2014 MACC: Fewer boats but still relevant

This year’s MACC was the fourth (or maybe it was the fifth?) I’ve attended since my first in 2006. Each was unique and offered a special blend of military ambience, a small but busy trade show, technical — often too technical — conference sessions and some wild-ass, in-water demos. Past MACCs have also had a fun social side with an annual $2-beer beach party.

This year, no beach party, and not so many men and women in uniform at the show or around the base. One exhibitor told me that he didn’t see a single person from the Coast Guard. At previous MACCs, there were also more people from other agencies like Customs and Border Protection as well as from various municipal fire and police departments. 

Exhibitors and in-water demonstrators were also down from past events. During the boom years, Safe Boats would have several boats in the water. This year, they had none. Metal Shark was well represented, however, with five.

Part of the problem may have been the sequester and tight government budgets. Because the show dates were confirmed fairly late, some government and military may not have had time to get travel authorization, or so went the theory.

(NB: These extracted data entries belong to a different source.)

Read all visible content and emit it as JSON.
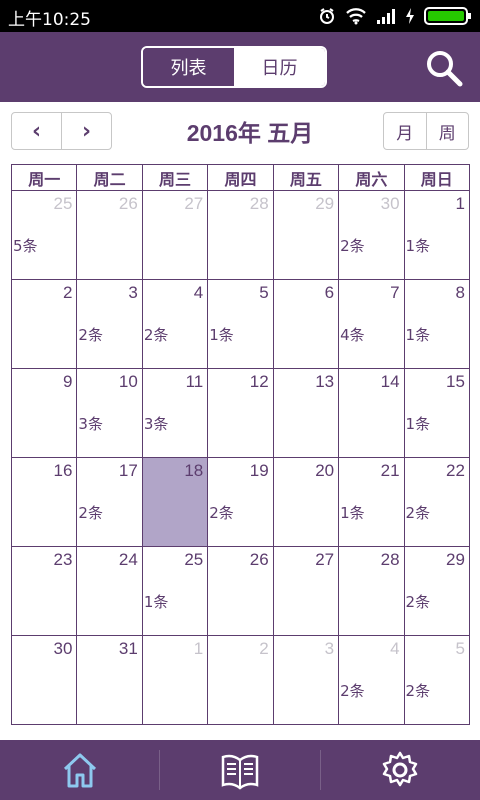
{
  "status": {
    "time": "上午10:25"
  },
  "header": {
    "tabs": [
      "列表",
      "日历"
    ],
    "active_tab": "日历"
  },
  "calendar_nav": {
    "prev": "‹",
    "next": "›",
    "title": "2016年 五月",
    "views": [
      "月",
      "周"
    ],
    "active_view": "月"
  },
  "weekdays": [
    "周一",
    "周二",
    "周三",
    "周四",
    "周五",
    "周六",
    "周日"
  ],
  "weeks": [
    [
      {
        "day": "25",
        "other": true,
        "count": "5条"
      },
      {
        "day": "26",
        "other": true
      },
      {
        "day": "27",
        "other": true
      },
      {
        "day": "28",
        "other": true
      },
      {
        "day": "29",
        "other": true
      },
      {
        "day": "30",
        "other": true,
        "count": "2条"
      },
      {
        "day": "1",
        "count": "1条"
      }
    ],
    [
      {
        "day": "2"
      },
      {
        "day": "3",
        "count": "2条"
      },
      {
        "day": "4",
        "count": "2条"
      },
      {
        "day": "5",
        "count": "1条"
      },
      {
        "day": "6"
      },
      {
        "day": "7",
        "count": "4条"
      },
      {
        "day": "8",
        "count": "1条"
      }
    ],
    [
      {
        "day": "9"
      },
      {
        "day": "10",
        "count": "3条"
      },
      {
        "day": "11",
        "count": "3条"
      },
      {
        "day": "12"
      },
      {
        "day": "13"
      },
      {
        "day": "14"
      },
      {
        "day": "15",
        "count": "1条"
      }
    ],
    [
      {
        "day": "16"
      },
      {
        "day": "17",
        "count": "2条"
      },
      {
        "day": "18",
        "selected": true
      },
      {
        "day": "19",
        "count": "2条"
      },
      {
        "day": "20"
      },
      {
        "day": "21",
        "count": "1条"
      },
      {
        "day": "22",
        "count": "2条"
      }
    ],
    [
      {
        "day": "23"
      },
      {
        "day": "24"
      },
      {
        "day": "25",
        "count": "1条"
      },
      {
        "day": "26"
      },
      {
        "day": "27"
      },
      {
        "day": "28"
      },
      {
        "day": "29",
        "count": "2条"
      }
    ],
    [
      {
        "day": "30"
      },
      {
        "day": "31"
      },
      {
        "day": "1",
        "other": true
      },
      {
        "day": "2",
        "other": true
      },
      {
        "day": "3",
        "other": true
      },
      {
        "day": "4",
        "other": true,
        "count": "2条"
      },
      {
        "day": "5",
        "other": true,
        "count": "2条"
      }
    ]
  ],
  "bottom_nav": [
    "home-icon",
    "book-icon",
    "settings-icon"
  ],
  "colors": {
    "primary": "#5c3d6e",
    "selected": "#b1a5c8",
    "muted_day": "#c6c3cb",
    "home_icon": "#8ec9ef",
    "status_bar": "#000000"
  }
}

Security at the Little Creek naval base was also an issue. Mainly, it was inconsistent. On the first day we had to show ID and get checked off a list before getting into the base, where we picked up show badges. The next day at the gate, we showed our IDs and badges and got waved right through. The third day, inbound traffic was stalled for about an hour at the gate as all IDs were individually scrutinized inside the guardhouse. Inside the base, no one was allowed to take pictures, unless you were with the media, of which I seemed to be the only one. 

This year’s MACC was organized by the American Society of Naval Engineers, which did a competent job, especially given the constraints imposed by the Navy. ASNE’s experience jumping through federal hoops should continue to prove valuable for future shows.

MACC is still an important opportunity for military-commercial collaboration. As one colonel put it, “MACC is part of the process now. This is one team, one fight, we’re all in this together.”